A 9-y prospective cohort study was conducted among 996 eligible participants aged at least 40 y from November 1, 2002, through November 30, 2011, in 12 villages in southern China. Interventions were implemented starting in 2002 to improve kitchen ventilation (by providing support and instruction for improving biomass stoves or installing exhaust fans) and to promote the use of clean fuels (i.e., biogas) instead of biomass for cooking (by providing support and instruction for installing household biogas digesters); questionnaire interviews and spirometry tests were performed in 2005, 2008, and 2011. That the interventions improved air quality was confirmed via measurements of indoor air pollutants (i.e., SO₂, CO, CO₂, NO₂, and particulate matter with an aerodynamic diameter of 10 µm or less) in a randomly selected subset of the participants' homes. Annual declines in lung function and COPD incidence were compared between those who took up one, both, or neither of the interventions.

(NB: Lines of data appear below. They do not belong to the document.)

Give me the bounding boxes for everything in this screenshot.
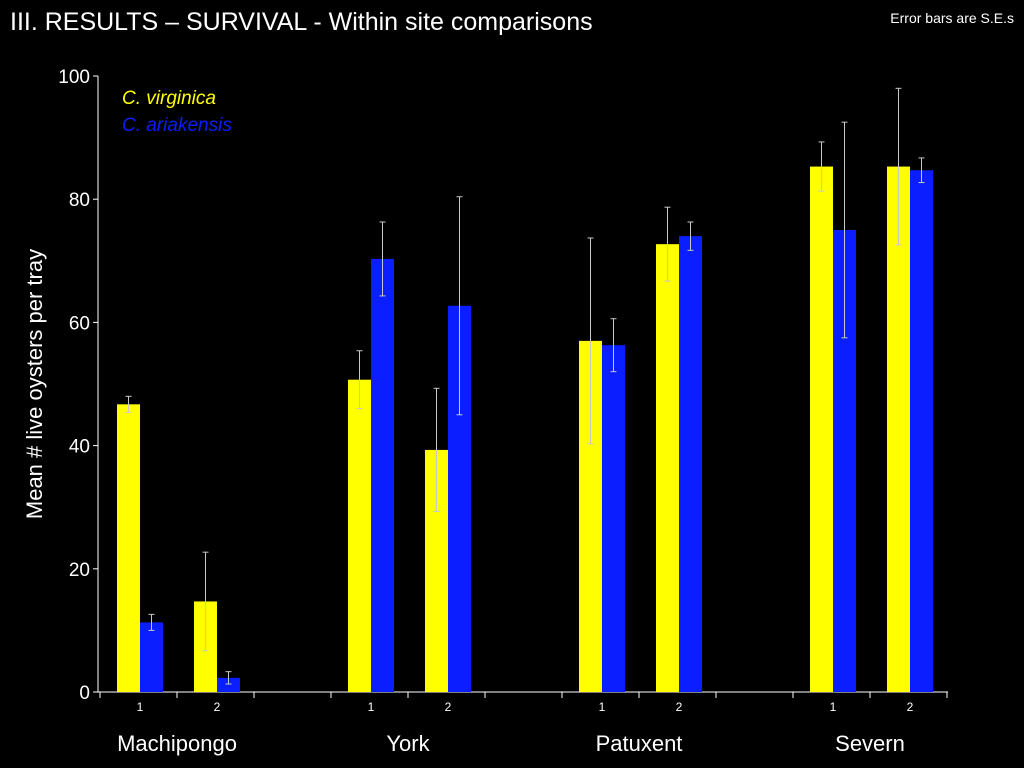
- x-subcategory-label: 2: [445, 700, 452, 714]
- x-group-label: Machipongo: [117, 731, 237, 756]
- bar-virginica-severn-1: [810, 166, 833, 692]
- bar-ariakensis-machipongo-2: [217, 677, 240, 692]
- bar-ariakensis-severn-2: [910, 170, 933, 693]
- x-group-label: Severn: [835, 731, 905, 756]
- bar-virginica-severn-2: [887, 166, 910, 692]
- plot-area: 0 20 40 60 80 100 1 2 Machipongo 1 2 York 1 2 Patuxent…: [58, 67, 948, 756]
- y-tick-label: 80: [69, 190, 90, 211]
- y-tick-label: 60: [69, 313, 90, 334]
- x-subcategory-label: 2: [676, 700, 683, 714]
- bar-virginica-york-1: [348, 379, 371, 692]
- bar-virginica-patuxent-1: [579, 340, 602, 692]
- x-subcategory-label: 2: [907, 700, 914, 714]
- bar-virginica-york-2: [425, 449, 448, 692]
- bar-virginica-machipongo-1: [117, 404, 140, 692]
- x-subcategory-label: 1: [599, 700, 606, 714]
- bar-ariakensis-patuxent-1: [602, 345, 625, 692]
- x-subcategory-label: 1: [137, 700, 144, 714]
- y-tick-label: 100: [58, 67, 90, 88]
- bar-ariakensis-severn-1: [833, 230, 856, 692]
- bar-ariakensis-patuxent-2: [679, 236, 702, 692]
- page-title: III. RESULTS – SURVIVAL - Within site co…: [10, 8, 593, 36]
- x-group-label: York: [386, 731, 430, 756]
- bar-ariakensis-machipongo-1: [140, 622, 163, 692]
- y-tick-label: 0: [79, 683, 90, 704]
- bar-ariakensis-york-1: [371, 258, 394, 692]
- x-group-label: Patuxent: [596, 731, 683, 756]
- legend-entry-virginica: C. virginica: [122, 88, 216, 109]
- x-subcategory-label: 2: [214, 700, 221, 714]
- y-axis-label: Mean # live oysters per tray: [22, 249, 47, 519]
- y-tick-label: 40: [69, 437, 90, 458]
- y-tick-label: 20: [69, 560, 90, 581]
- bar-ariakensis-york-2: [448, 305, 471, 692]
- x-subcategory-label: 1: [830, 700, 837, 714]
- legend-entry-ariakensis: C. ariakensis: [122, 115, 232, 136]
- error-bar-note: Error bars are S.E.s: [890, 10, 1014, 26]
- bar-virginica-patuxent-2: [656, 244, 679, 692]
- x-subcategory-label: 1: [368, 700, 375, 714]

Use of clean fuels and improved ventilation were associated with a reduced decline in forced expiratory volume in 1 s (FEV₁): decline in FEV₁ was reduced by 12 ml/y (95% CI, 4 to 20 ml/y) and 13 ml/y (95% CI, 4 to 23 ml/y) in those who used clean fuels and improved ventilation, respectively, compared to those who took up neither intervention, after adjustment for confounders. The combined improvements of use of clean fuels and improved ventilation had the greatest favorable effects on the decline in FEV₁, with a slowing of 16 ml/y (95% CI, 9 to 23 ml/y). The longer the duration of improved fuel use and ventilation, the greater the benefits in slowing the decline of FEV₁ (p<0.05). The reduction in the risk of COPD was unequivocal after the fuel and ventilation improvements, with an odds ratio of 0.28 (95% CI, 0.11 to 0.73) for both improvements.
Replacing biomass with biogas for cooking and improving kitchen ventilation are associated with a reduced decline in FEV₁ and risk of COPD.
Chinese Clinical Trial Register ChiCTR-OCH-12002398.